Explorer Ultralight-Sierra Nevada Report
Well I recently returned from my Yosemite high country trip. I knew going into this that it was going to be cold at night. It usually is near 10K feet. Proper insulation in the HH was a major concern especially since I didn't want to spend the cash for a quilt. Here is what I had.
Explorer Ultra Light
Walmart Blue Pad
Moonstone 20F bag
LL Bean Down packable jacket
First off as you may know the Sierra has some BIG trees. Really big. In fact there aren't many small trees and one of the biggest challenges was finding trees small enough to set up the HH's. I had a set of 42' Tree huggers but in most cases they were useless. We managed to find some smaller trees at every stop but sometimes it wasn't easy.

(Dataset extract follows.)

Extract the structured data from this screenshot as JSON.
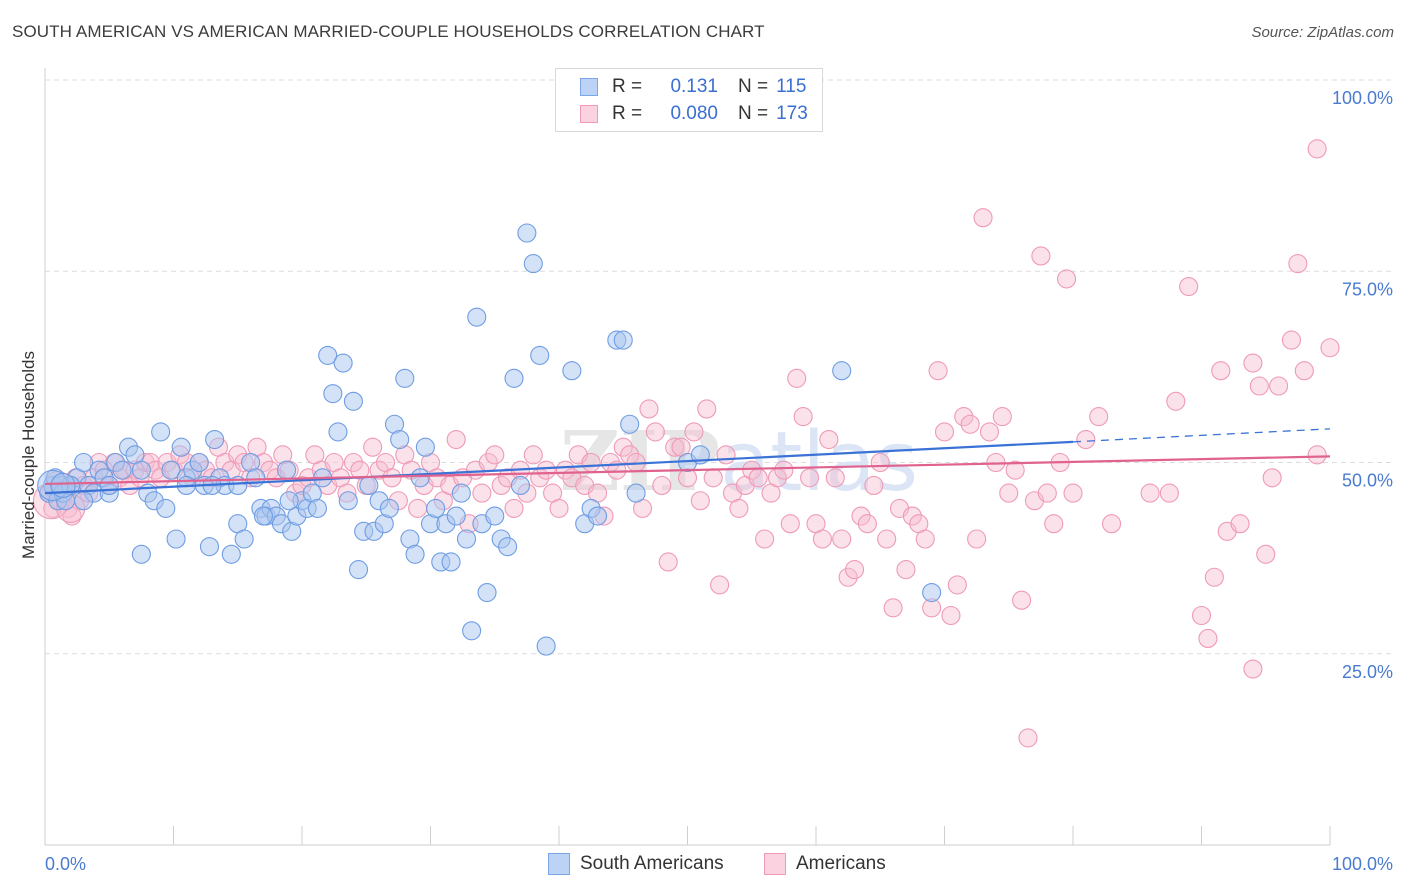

First night it was warm in the low 40's. Never even put on a hat. Besides the bears sniffing around all night I was very comfy.
Second night the cold air moved in. Got into the low 30's. Put that hat one at some point in the night and my feet got a little chilly. I was using the fleece blanket as a pillow and had the down coat in the HH but it wasn't being used for anything. I was inside the moonstone mummy bag. I was wearing fleece pants and a fleece pullover. My feet were extended a foot or so over the end of the Walmart Blue. No insulation under them and I felt it.
Third night (9200 feet) was cold. 20F easy. My feet got really cold so in the middle of the night I wrapped the down coat around my feet. My back was fine. There was no wind and I may have been a problem if there was. My feet never really warmed up. I should have started the night with the down under my feet.
The next morning I went to take a drink out of the Nalgene and as soon as I opened it it started to freeze. It basically turned from a liquid state to solid in 5 or 6 seconds before my very eyes. Crazy.
4th and 5th night was in the Valley at around 4000 feet. It was in the high 50's at night. Slept with the rainfly off and gazed at the stars while listening to Dark Side of the Moon in the Ipod. The backpackers campground has about 25 sites and only 2 can hold a hammock in the trees. Big trees everywhere.
6th night slept in a hotel near the ocean and it was the first night on the trip I woke with a sore back.
Bottom line: The HH is not any worse than a tent in 20F weather. The Blue pad worked fine. Minimal condensation issues. Easy set up most of the time and was a ultra comfy way to backpack. I'd be concerned it there was a wind storm. The rainfly didn't cover that great. Works ok in the SN where they basically get no rain June-Sept. Money well spent. Now I need to figure how to set the HH up in my room! No more tents for me.